Answer to Question #109705 in Real Analysis for Chinmoy Kumar Bera

Let's show that a_n < 0, when n is big enough. Let us lead the expression of a_n to the common denominator. After the simplifications we obtain the following expression:

(-81n⁴ - 108n³ + 18n² + 72n - 23)/((3n + 1)²(3n+2)²(3n+3)²). Since the denominator is positive for every n=1,2,.. it is obvious that a_n < 0 when -81n⁴ - 108n³ + 18n² + 72n - 23 < 0(for example for n>10⁶ :) ).

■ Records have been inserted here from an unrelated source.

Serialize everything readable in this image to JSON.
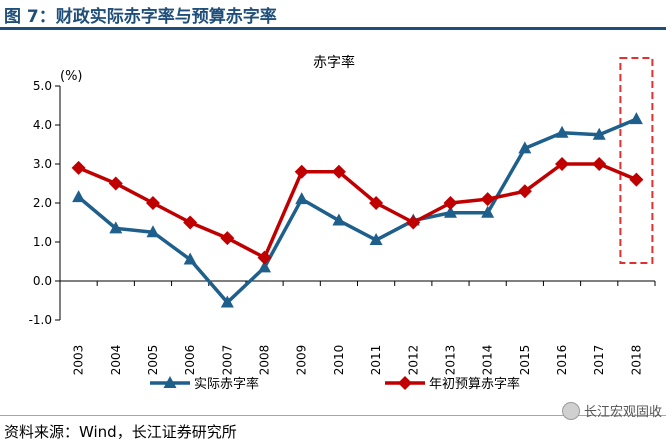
{
  "figure": {
    "title": "图 7：财政实际赤字率与预算赤字率",
    "source": "资料来源：Wind，长江证券研究所",
    "watermark": "长江宏观固收"
  },
  "chart_data": {
    "type": "line",
    "title": "赤字率",
    "ylabel": "(%)",
    "xlabel": "",
    "categories": [
      "2003",
      "2004",
      "2005",
      "2006",
      "2007",
      "2008",
      "2009",
      "2010",
      "2011",
      "2012",
      "2013",
      "2014",
      "2015",
      "2016",
      "2017",
      "2018"
    ],
    "ylim": [
      -1.0,
      5.0
    ],
    "yticks": [
      "5.0",
      "4.0",
      "3.0",
      "2.0",
      "1.0",
      "0.0",
      "-1.0"
    ],
    "ytick_values": [
      5,
      4,
      3,
      2,
      1,
      0,
      -1
    ],
    "legend_position": "bottom",
    "grid": false,
    "highlight": {
      "category": "2018",
      "style": "red dashed box"
    },
    "series": [
      {
        "name": "实际赤字率",
        "color": "#1f5f8b",
        "marker": "triangle",
        "values": [
          2.15,
          1.35,
          1.25,
          0.55,
          -0.55,
          0.35,
          2.1,
          1.55,
          1.05,
          1.55,
          1.75,
          1.75,
          3.4,
          3.8,
          3.75,
          4.15
        ]
      },
      {
        "name": "年初预算赤字率",
        "color": "#c00000",
        "marker": "diamond",
        "values": [
          2.9,
          2.5,
          2.0,
          1.5,
          1.1,
          0.6,
          2.8,
          2.8,
          2.0,
          1.5,
          2.0,
          2.1,
          2.3,
          3.0,
          3.0,
          2.6
        ]
      }
    ]
  }
}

Now, we want to use the fact, that if a_n is asymptotically equivalent to the C/n^p , where p>1, C is some constant and a_n preserves the sign(so it is either >0 or <0 for the big enough n), then the respective series is convergent. Let's consider the simplificated expression for the a_n and divide the numerator and the denominator by the n⁴.

We obtain the following:

-(81+108/n - 18/n² - 72/n³ + 23/n⁴)/((3+1/n)²(3+2/n)²(3+3/n)²). This is asymptotically equivalent to the -81/(729(n+1)² )= -1/(9(n+1)²), which is asymptotically equivalent to the -1/n². Exactly what we needed to prove.